“Sometimes when you win, you really lose. And sometimes when you lose, you really win. And sometimes when you win or lose, you actually tie. And sometimes when you tie, you actually win or lose.” Gloria Clemente, “White Men Can’t Jump”
Headlines across the country mirrored the one July 6 in Barron’s: “Atlantic Coast Pipeline canceled, move cheered by environmentalists.”
Cheering? Seriously? In recent years, I have been mystified by the hostility toward investment in oil and natural gas infrastructure. As if somehow forcing the use of rail, truck, or an older pipeline system to transport oil or natural gas would magically improve the environment. I can only describe it as the politicization of infrastructure investment, the logic being that if oil and natural gas utilities lose, the environment wins.
As evidenced by the 2017 passage of the state roads and bridges bonds amendment and every survey I have seen in the last five years, West Virginians support infrastructure investment, including fossil fuel transportation. The construction of the Atlantic Coast Pipeline embodied almost everything we strive to create: export dollars for West Virginia natural resources, $10 million every month for West Virginia construction workers’ wages and a replacement for higher carbon, more expensive energy for the residents of Virginia and the Carolinas.

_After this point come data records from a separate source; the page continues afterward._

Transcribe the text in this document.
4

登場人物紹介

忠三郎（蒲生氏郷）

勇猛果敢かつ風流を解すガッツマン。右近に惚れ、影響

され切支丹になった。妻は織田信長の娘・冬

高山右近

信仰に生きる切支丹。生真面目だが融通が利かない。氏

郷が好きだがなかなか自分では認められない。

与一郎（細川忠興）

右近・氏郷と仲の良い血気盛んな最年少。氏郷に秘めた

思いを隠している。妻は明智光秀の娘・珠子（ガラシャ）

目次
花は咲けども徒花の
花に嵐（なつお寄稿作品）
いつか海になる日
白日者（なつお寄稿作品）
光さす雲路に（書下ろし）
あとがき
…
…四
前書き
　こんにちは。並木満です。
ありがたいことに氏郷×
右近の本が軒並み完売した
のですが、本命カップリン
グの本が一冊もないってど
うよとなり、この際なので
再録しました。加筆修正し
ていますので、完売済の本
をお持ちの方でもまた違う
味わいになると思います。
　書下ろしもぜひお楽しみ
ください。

My father repeatedly told me, “West Virginians are three times more motivated by what they are against than what they support.” While the number of pipeline opponents might have been few, their persistence starting from the announcement of the project more than doubled the anticipated costs and stalled final installation by more than three years. Opponents’ tenacity in challenging permits extended to the Supreme Court, which last month sided with developers in a 7-2 decision over whether the U.S. Forest Service had the authority to issue a special use permit. Losing in the Supreme Court turned out to be winning for opponents. Excessive delay and increased costs led Dominion and Duke Energy to finally throw in towel and cancel the project.
It’s damn easy to figure out what has been lost, but for the life of me I can’t ascertain who won. Traveling around West Virginia, one can’t help noticing how hard it is to build new things. Nearly every community has its own tale of missed opportunities, including promised highways, plants, regional airports and retail centers that never came into being.
HD Media and the Charleston Gazette-Mail have a long and proud history of reporting on and supporting the efforts of those who protect the air and water in our communities. But, like Billy after he runs a successful pickup game hustle but loses Gloria, the love of his life, opponents might ask whether they really won.
A day after the Atlantic Coast project halted, stock prices skyrocketed for Equitrans Midstream, the company building the rival Mountain Valley Pipeline. Warren Buffett purchased Dominion’s natural gas transmission assets on the cheap.
Today, it’s a pipeline. Tomorrow, it will be a different group of winners. Maybe opponents will thwart a solar installation or a recycling center. And tomorrow, just like today, we will all be the losers.
Doug Reynolds is the majority owner of HD Media LLC, publisher of the Charleston Gazette-Mail.